We used markers for inhibitory and excitatory neurons from Darmanis dataset, to predict the proportion of these two-neuronal sub-types, in addition to oligodendrocytes, endothelial, microglia, and astrocytes. To ensure that the deconvolution algorithms can robustly infer sub-types, we also filtered the list of markers to only include those that are differentially expressed in neurons (and are not also highly expressed elsewhere). (A) correlation between proportions of four major cell-types, in addition to two neuronal-subtypes, with measured IHC data. (B) Inferred proportions for four major cell-types, in addition to two neuronal sub-types.
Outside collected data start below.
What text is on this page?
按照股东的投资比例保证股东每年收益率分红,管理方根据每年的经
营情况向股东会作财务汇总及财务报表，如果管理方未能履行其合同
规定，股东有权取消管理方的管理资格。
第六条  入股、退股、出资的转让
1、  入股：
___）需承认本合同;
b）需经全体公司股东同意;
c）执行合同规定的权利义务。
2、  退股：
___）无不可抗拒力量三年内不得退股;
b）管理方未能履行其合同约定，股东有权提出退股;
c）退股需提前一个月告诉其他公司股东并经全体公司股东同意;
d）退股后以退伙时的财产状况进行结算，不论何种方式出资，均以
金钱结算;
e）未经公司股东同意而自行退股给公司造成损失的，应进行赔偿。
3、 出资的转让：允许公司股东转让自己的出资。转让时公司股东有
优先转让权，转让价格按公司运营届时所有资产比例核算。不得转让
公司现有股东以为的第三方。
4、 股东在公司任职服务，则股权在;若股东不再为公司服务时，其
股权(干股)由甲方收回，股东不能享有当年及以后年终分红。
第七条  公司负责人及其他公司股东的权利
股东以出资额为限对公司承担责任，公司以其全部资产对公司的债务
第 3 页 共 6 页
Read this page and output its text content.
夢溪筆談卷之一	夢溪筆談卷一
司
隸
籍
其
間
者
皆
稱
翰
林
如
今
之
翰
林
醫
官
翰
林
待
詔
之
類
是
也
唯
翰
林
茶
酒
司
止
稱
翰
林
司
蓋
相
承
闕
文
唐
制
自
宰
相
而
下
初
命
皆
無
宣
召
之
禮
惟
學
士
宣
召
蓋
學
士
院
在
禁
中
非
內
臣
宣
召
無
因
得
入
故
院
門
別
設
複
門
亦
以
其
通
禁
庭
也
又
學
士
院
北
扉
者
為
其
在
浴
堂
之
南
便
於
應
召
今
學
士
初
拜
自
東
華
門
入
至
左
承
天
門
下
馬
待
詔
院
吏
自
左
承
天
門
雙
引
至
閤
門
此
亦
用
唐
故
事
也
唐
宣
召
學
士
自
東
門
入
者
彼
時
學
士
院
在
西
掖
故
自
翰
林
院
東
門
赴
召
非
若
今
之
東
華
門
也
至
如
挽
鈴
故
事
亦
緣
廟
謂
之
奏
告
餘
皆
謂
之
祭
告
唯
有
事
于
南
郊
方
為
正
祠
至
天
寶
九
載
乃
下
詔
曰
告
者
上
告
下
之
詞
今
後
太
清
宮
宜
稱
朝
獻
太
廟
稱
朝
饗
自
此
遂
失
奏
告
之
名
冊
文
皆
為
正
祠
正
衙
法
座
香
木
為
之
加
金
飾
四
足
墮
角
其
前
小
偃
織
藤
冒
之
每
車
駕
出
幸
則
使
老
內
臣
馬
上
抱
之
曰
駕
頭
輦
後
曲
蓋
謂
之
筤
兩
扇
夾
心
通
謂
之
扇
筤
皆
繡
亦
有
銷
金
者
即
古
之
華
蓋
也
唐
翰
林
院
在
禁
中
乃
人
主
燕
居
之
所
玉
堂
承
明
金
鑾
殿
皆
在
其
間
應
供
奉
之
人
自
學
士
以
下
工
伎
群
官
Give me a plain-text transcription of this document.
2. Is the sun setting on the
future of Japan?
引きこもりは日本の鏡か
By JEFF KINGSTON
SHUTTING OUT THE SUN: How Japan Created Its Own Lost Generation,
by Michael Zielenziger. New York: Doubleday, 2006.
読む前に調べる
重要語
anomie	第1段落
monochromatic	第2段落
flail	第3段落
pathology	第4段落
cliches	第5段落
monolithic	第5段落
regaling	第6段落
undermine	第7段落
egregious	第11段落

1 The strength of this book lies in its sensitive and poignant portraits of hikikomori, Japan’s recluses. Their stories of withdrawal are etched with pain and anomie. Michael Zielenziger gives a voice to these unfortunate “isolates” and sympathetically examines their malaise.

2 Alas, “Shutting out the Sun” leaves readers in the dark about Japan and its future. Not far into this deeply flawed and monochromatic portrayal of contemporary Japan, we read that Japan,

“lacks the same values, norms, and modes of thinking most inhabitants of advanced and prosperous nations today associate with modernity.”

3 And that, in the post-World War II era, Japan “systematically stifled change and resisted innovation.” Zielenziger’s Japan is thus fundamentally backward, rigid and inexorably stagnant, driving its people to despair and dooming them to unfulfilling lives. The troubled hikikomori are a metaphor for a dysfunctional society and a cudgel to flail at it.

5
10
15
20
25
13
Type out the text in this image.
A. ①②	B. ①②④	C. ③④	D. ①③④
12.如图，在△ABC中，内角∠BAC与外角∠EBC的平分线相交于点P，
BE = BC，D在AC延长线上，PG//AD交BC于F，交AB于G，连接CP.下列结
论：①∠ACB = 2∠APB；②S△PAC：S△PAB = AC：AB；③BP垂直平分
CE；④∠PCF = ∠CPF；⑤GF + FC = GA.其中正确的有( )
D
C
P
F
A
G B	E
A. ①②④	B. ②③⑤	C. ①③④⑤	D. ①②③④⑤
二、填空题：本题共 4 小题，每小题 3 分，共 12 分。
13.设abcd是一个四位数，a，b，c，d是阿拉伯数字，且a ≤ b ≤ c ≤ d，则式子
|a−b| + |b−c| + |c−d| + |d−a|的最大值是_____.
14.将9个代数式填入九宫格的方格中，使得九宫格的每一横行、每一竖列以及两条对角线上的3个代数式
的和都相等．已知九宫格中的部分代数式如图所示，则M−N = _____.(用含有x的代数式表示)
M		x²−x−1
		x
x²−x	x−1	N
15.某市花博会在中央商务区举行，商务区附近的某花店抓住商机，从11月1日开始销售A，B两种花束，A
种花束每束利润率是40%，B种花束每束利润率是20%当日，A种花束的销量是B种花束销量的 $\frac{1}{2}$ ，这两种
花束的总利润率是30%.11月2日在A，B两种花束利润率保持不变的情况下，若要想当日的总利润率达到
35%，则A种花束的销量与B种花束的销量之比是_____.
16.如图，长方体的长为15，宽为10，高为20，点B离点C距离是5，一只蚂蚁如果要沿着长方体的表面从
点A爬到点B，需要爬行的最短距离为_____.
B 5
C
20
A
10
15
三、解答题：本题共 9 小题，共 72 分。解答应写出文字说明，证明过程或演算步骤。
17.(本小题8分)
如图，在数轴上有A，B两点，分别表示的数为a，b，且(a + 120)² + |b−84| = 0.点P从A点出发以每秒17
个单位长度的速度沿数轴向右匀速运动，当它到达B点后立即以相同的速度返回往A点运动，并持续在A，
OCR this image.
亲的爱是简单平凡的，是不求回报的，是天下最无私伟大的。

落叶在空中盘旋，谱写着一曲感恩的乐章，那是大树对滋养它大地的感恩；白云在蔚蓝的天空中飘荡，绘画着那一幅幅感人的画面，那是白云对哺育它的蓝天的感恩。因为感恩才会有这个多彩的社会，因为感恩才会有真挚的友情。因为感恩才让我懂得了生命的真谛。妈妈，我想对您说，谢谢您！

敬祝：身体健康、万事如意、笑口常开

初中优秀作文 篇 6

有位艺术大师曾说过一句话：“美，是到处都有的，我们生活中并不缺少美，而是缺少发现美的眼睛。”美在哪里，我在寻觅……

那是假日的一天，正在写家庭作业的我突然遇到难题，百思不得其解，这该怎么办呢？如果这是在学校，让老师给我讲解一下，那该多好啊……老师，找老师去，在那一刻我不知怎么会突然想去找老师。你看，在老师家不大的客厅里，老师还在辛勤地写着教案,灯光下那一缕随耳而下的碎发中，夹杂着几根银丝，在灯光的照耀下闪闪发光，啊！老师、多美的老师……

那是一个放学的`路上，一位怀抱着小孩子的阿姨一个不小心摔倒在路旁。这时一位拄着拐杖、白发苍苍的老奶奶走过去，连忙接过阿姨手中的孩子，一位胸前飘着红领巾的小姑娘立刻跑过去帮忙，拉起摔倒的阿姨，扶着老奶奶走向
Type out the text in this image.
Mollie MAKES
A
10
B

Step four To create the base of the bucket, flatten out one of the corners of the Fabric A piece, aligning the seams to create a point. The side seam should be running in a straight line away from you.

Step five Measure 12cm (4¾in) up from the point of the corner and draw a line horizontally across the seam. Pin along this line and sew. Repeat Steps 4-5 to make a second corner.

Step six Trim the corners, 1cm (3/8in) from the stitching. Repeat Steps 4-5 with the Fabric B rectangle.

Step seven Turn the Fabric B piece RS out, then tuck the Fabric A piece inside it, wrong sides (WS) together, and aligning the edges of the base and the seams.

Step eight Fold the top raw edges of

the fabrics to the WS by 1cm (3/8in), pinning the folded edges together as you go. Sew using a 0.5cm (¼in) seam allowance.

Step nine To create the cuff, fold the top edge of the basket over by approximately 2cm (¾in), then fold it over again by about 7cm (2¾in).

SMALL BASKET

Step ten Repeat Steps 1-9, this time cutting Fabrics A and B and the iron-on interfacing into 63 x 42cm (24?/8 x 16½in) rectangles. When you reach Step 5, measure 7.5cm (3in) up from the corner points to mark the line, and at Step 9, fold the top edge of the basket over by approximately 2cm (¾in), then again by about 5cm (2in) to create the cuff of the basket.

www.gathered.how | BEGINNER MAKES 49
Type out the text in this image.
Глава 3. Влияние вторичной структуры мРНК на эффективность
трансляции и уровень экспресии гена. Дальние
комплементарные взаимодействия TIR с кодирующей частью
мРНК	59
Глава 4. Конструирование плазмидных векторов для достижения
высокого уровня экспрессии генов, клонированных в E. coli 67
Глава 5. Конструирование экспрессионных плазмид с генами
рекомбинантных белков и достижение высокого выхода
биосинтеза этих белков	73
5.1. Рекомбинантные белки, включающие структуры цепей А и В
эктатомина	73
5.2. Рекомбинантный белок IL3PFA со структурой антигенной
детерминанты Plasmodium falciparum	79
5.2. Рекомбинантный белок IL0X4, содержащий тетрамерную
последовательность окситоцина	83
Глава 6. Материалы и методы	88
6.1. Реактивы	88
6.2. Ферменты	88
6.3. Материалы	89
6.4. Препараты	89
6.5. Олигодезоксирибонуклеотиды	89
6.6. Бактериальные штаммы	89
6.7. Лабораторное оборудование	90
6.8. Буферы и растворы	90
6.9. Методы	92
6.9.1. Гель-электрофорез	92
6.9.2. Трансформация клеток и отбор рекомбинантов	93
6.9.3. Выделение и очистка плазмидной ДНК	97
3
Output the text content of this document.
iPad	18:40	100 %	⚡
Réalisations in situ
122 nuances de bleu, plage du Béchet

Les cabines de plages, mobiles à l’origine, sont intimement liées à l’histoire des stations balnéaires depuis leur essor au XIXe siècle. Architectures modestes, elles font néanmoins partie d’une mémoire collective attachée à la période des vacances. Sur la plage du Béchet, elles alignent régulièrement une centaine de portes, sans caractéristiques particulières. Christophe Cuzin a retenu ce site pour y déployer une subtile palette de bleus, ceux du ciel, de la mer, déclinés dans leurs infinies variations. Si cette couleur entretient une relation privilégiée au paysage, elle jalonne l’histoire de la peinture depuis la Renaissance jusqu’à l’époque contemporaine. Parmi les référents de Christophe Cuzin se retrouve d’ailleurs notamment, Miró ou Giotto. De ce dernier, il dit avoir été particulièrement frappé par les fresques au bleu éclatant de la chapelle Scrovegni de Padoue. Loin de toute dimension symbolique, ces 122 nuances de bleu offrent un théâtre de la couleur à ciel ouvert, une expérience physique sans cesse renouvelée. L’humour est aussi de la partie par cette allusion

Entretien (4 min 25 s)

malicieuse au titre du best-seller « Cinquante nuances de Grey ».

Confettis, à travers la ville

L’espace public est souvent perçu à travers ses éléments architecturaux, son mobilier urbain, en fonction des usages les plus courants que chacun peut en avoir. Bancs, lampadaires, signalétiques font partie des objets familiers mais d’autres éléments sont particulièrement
DSA method with Darmanis markers was used. DSA: algorithm was run on five major cell-type, as Fig 2. DSA.Ex.Inh: algorithm was run using four major cell-types, in addition to two neuronal sub-types. DSA.Ex.Inh.Filt: the neuronal sub-type markers where filtered to only include those that are highly expressed in neurons (based on Zhang dataset). Neuron.Ex and Neuron.Inh are the excitatory and inhibitory neurons respectively while, for DSA.Ex.Inh and DSA.Ex.Inh.Filt, Neuron is the sum of these two subsets. If DSA is robust, introducing extra cell sub-types shouldn’t alter the proportion estimates of other cell-types.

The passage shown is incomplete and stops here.